Opinião
Letras | Duas Mulheres em Novembro, Vasco Graça Moura
A esperança pode ser democrática, mas a doença das nossas idiossincrasias poder ser o nosso fim
Duas mulheres que se encontram num consultório médico de características muito duvidosas, aguardam ser chamadas pelo médico. Nas ruas vivia-se uma tensão crónica, com manifestações e confrontos. Nesse enquadramento histórico vivia-se o PREC em novembro de 1975 com uma bipolarização e problemas sociais a vários níveis. Coincidentemente, tão válido nos nossos dias como o era então. Essa bipolarização entre extremas na luta entre um Portugal novo e o medo daquele Portugal amarrado e amordaçado anterior ao 25 de abril.
E os frutos e consequências do passado na sociedade. Neste conto, Vasco Graça Moura personifica em ambas as mulheres a diferença de classes e a metáfora dum país dividido.
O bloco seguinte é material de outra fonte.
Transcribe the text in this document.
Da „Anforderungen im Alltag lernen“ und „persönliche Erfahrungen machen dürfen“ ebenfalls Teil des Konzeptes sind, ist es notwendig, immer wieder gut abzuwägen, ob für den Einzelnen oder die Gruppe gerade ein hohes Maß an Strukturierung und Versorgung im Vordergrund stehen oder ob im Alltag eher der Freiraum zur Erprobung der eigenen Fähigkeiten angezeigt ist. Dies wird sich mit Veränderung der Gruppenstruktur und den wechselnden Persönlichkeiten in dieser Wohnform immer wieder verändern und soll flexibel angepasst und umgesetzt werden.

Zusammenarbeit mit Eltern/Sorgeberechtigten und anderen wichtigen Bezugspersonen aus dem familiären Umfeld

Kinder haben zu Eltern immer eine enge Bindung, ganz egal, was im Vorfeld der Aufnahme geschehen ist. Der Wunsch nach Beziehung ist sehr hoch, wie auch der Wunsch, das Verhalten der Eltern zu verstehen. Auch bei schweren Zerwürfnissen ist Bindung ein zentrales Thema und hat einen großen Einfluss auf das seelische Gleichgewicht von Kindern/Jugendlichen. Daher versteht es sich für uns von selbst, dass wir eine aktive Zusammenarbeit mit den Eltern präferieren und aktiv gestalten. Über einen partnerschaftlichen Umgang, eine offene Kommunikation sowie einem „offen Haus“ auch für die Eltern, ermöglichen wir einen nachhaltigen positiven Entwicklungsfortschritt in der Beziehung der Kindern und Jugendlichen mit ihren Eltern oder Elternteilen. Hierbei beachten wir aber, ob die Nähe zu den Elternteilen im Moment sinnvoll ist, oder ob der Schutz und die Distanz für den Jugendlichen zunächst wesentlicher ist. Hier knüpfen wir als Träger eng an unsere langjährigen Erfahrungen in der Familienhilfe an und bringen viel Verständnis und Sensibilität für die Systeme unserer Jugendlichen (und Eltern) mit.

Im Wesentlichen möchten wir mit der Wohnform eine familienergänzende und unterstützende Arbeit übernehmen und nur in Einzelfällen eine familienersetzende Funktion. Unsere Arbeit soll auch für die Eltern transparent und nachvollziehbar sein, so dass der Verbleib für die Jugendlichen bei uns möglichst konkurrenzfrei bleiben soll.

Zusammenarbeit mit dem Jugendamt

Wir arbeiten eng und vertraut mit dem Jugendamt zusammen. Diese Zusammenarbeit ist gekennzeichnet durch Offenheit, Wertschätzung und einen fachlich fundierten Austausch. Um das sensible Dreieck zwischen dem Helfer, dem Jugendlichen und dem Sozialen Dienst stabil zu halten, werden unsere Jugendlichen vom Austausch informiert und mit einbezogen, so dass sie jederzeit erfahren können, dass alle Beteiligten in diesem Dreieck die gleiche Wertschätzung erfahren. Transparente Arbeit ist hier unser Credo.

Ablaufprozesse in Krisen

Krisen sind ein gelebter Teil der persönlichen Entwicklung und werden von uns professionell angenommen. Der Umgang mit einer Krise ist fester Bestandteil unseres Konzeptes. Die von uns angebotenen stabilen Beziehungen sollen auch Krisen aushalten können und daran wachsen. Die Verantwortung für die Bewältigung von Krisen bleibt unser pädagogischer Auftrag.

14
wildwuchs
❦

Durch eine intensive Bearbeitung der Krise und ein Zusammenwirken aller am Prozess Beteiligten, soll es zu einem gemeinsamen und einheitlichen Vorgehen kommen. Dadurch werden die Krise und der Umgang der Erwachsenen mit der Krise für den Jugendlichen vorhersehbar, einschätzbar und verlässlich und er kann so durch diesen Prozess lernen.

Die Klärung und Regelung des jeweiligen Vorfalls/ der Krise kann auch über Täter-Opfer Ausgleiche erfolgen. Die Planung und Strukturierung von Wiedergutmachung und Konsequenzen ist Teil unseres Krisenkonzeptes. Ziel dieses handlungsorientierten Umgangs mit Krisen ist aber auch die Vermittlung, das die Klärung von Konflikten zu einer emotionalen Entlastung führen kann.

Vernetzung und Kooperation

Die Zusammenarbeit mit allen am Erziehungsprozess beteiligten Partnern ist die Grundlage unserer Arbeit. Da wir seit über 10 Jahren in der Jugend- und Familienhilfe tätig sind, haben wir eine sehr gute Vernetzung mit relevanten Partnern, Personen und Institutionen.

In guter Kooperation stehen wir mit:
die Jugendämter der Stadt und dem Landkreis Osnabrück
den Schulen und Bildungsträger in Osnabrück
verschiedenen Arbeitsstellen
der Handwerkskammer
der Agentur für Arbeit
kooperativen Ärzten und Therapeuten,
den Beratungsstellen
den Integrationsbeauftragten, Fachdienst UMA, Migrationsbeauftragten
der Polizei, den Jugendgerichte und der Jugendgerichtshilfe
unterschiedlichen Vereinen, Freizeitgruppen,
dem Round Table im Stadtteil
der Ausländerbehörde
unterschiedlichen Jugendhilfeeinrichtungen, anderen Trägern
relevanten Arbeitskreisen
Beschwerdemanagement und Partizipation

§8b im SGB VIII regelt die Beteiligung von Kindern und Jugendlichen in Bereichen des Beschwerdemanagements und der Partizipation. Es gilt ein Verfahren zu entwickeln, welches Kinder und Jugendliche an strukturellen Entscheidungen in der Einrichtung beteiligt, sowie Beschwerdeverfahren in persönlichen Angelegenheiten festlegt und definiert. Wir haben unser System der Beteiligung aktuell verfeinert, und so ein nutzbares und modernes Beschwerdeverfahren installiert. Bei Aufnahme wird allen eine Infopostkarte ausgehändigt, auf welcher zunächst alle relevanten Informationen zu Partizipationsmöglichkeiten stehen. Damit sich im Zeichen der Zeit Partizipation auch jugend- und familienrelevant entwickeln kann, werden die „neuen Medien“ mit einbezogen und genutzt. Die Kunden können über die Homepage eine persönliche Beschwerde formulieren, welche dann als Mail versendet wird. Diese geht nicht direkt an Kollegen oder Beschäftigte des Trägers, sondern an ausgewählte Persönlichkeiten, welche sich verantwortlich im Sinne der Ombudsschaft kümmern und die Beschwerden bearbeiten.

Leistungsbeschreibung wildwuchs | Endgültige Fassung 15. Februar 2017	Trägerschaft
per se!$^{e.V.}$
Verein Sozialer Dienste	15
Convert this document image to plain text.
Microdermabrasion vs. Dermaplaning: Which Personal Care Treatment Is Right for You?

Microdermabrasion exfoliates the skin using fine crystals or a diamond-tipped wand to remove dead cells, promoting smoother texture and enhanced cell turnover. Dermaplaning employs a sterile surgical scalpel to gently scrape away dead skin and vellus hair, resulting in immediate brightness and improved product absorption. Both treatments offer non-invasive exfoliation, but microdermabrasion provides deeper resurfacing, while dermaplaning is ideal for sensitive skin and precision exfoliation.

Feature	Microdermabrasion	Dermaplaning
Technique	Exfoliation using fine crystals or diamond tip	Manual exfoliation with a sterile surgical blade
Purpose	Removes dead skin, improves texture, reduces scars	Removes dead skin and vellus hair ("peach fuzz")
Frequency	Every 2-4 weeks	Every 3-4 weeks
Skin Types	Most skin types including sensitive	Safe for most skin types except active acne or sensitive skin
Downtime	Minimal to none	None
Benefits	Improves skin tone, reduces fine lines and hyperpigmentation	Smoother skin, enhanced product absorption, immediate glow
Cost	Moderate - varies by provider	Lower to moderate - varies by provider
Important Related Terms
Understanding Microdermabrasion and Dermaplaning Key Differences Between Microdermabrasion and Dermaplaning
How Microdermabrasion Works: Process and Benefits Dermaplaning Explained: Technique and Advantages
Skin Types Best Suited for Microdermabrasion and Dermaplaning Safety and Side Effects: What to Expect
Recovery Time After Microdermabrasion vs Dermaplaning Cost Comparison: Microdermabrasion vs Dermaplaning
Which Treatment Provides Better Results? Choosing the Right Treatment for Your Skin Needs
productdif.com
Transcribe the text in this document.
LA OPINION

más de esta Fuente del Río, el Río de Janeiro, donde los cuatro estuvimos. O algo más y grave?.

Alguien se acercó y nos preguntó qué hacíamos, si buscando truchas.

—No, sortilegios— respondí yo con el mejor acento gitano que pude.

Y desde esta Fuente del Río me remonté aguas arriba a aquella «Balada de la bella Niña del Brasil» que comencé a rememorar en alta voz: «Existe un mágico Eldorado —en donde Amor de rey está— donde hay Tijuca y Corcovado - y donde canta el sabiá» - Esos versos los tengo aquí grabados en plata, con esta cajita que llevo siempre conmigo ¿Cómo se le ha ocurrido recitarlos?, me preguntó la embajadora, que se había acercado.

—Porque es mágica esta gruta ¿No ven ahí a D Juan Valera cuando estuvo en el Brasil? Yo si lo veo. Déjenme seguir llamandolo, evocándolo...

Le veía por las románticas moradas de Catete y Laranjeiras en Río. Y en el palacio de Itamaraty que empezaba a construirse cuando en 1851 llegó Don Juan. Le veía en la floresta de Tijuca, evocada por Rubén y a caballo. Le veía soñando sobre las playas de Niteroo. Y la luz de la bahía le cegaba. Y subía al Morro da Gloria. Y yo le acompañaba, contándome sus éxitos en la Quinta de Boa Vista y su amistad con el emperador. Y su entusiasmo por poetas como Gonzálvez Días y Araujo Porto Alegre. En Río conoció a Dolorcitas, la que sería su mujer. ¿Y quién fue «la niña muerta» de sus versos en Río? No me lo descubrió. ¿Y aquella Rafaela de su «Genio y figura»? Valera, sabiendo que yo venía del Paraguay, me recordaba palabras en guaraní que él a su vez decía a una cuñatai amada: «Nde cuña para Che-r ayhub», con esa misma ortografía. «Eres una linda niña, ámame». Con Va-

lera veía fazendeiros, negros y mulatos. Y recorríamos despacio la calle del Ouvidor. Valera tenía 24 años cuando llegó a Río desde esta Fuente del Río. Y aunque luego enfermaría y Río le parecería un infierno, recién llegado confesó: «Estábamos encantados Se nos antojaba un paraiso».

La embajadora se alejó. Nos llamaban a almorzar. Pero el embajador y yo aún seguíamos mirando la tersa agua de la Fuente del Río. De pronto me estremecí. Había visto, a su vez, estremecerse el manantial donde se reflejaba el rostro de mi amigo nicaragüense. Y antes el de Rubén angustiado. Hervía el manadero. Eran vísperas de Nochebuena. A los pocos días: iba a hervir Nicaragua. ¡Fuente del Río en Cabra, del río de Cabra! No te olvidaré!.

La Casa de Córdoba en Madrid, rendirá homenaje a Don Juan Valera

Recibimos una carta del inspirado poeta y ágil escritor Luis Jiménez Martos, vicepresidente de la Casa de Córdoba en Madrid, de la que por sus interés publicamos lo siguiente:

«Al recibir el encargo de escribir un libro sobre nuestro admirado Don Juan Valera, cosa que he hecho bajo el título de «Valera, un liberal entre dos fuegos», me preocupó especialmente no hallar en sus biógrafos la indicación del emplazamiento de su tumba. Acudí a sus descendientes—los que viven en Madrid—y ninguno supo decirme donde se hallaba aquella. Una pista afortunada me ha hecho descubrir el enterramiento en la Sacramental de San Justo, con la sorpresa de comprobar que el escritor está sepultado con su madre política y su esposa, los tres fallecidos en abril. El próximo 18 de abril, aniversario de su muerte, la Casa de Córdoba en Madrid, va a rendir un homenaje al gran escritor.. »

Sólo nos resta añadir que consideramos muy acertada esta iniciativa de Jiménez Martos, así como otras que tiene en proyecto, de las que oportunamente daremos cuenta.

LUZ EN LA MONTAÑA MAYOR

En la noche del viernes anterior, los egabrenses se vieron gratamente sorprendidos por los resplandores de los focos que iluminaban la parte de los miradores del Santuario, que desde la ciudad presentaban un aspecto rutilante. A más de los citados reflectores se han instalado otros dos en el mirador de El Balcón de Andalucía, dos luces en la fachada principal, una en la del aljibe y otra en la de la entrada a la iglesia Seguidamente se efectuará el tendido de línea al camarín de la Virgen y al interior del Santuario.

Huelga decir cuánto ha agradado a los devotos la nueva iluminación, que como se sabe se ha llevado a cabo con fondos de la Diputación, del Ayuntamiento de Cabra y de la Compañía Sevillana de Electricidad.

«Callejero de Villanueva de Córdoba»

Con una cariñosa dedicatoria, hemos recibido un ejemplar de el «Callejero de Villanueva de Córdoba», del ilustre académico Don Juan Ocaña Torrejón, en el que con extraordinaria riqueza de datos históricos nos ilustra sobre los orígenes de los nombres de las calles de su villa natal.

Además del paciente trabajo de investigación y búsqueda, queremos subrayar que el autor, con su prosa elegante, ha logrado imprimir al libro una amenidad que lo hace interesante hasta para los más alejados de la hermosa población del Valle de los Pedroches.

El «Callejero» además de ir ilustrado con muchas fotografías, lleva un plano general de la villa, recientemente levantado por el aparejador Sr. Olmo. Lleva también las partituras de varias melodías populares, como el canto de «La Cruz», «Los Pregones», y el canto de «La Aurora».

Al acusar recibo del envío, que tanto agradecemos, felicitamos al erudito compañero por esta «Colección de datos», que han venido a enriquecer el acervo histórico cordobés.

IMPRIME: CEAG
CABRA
Fala da diferença, da aceitação, da liberdade e a liberdade de expressão, da violência doméstica, e da esperança que o futuro reserva quando diferentes pessoas e ideologias, se podem encontrar nas mesmas circunstâncias.
Duas mulheres de estratos sociais diferentes acabam por ter de comunicar entre si, perante a situação invulgar de no consultório não se encontrar ninguém para as receber. Enquanto aguardam descobrem conhecer-se e também num diálogo por vezes divertido, avistamos momentos da vida popular e quotidiana. A circunstância em que se encontram quase explica como Portugal chegou a novembro de 1975 e como a esperança pode ser democrática, mas a doença das nossas idiossincrasias poder ser o nosso fim.
A ausência do médico também acaba por ser o reflexo desse mesmo país sem rumo e com um comando também ele ausente. Quem tem o remédio? Quem pode salvar este país? Quem vai dirimir as diferenças? Que país o nosso se a democracia salvar as pessoas?
No final ninguém chega e o futuro (ainda hoje) está por descobrir.
Mas existe a esperança e a vontade pela mudança. Pequenos passos que após estas décadas podemos testemunhar.